The five member board voted Tuesday at the Augusta Armory to continue putting the popular products on Maine shelves.

"Half of the nips sold in Maine are Fireball variety, which are bottled right here in Lewiston. If one of the main items produced here is delisted, then jobs may be delisted too."

Lewiston's mayor, Robert Macdonald, spoke in opposition of the Bureau of Alcoholic Beverages and Lottery Operations' proposal to delist 50ml products.

The legislature recently passed a bill to place a five percent deposit on nips in an attempt to promote litter cleanup, but Governor LePage and BABLO believed that legislation raised an even larger question about the effects nip sales are having on OUIs in the state.

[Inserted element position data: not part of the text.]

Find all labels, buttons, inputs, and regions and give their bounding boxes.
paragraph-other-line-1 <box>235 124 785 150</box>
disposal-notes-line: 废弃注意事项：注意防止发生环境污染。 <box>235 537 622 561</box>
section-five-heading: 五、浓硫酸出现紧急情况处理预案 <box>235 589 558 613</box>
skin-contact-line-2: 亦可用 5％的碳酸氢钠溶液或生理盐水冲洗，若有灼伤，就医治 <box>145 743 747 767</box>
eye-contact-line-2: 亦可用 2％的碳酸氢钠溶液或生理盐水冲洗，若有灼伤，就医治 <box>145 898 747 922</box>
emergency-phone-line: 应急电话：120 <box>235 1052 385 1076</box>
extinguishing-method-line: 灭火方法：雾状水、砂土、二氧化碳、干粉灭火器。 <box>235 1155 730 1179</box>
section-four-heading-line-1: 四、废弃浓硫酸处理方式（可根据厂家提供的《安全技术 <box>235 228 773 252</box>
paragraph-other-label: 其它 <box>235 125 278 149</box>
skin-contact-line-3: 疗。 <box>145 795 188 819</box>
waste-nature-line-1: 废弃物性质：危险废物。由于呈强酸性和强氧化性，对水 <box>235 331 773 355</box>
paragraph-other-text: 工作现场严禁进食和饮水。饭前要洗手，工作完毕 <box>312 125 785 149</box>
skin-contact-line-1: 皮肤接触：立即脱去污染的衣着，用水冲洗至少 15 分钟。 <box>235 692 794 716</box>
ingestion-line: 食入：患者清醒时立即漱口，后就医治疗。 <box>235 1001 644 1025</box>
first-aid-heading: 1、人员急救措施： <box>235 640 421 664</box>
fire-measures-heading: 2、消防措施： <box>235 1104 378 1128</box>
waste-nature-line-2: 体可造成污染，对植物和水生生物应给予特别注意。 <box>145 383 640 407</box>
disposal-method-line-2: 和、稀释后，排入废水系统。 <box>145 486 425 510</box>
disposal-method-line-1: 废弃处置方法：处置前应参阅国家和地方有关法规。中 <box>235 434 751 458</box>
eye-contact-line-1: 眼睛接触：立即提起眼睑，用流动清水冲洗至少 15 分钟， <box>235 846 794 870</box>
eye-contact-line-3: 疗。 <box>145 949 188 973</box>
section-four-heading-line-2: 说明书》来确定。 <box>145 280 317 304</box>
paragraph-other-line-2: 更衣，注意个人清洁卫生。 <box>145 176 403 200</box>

"Sales of this product size have exploded - far surpassing anyone's expectation when they were listed. Further, it does not seem that the widespread issue of drinking and discarding while driving was anticipated when the commission decided to list 50ml's for sale in Maine," said Aaron Chabourne, Senior Policy Advisor to Governor LePage.

But Macdonald says those who drink and drive won't stop doing so due to a container change. He says it's ultimately a conscious choice in their behavior that needs changing.

A local employer in Macdonald's district that bottles the popular Fireball Cinnamon Whiskey nips stood to lose jobs had the commission agreed with LePage and BABLO.

"Sazerac, a bottling facility and taxpayer in Lewiston, employs 130 people. They're currently occupying 90,000 square feet and they're poised to make a million dollar expansion in Lewiston," said Macdonald.

"Maine consumers are not going to tolerate targeted prohibition either. They will simply shift all of their alcohol purchases to neighboring states, inflicting economic harm to he state and undoing the wonderful job the state's been doing on regaining cross-border business," said Mark Brown, President & CEO of Sazerac Company.

While the commission opted to retain the product sizes, BABLO's director says he's proud the proposal sparked conversation around an important issue. But he isn't convinced it would have had the economic impact suggested by those in the hearing.

"We feel strongly and confident that the consumer would have migrated to a larger size and I think in the long term, I don't think our retail partners would have suffered that much at all really," said Gregg Mineo, BABLO's Director.

The five-cent deposit won't take hold until January of 2019 to give manufacturers the time to create proper labeling and stores the time to sell off their remaining product.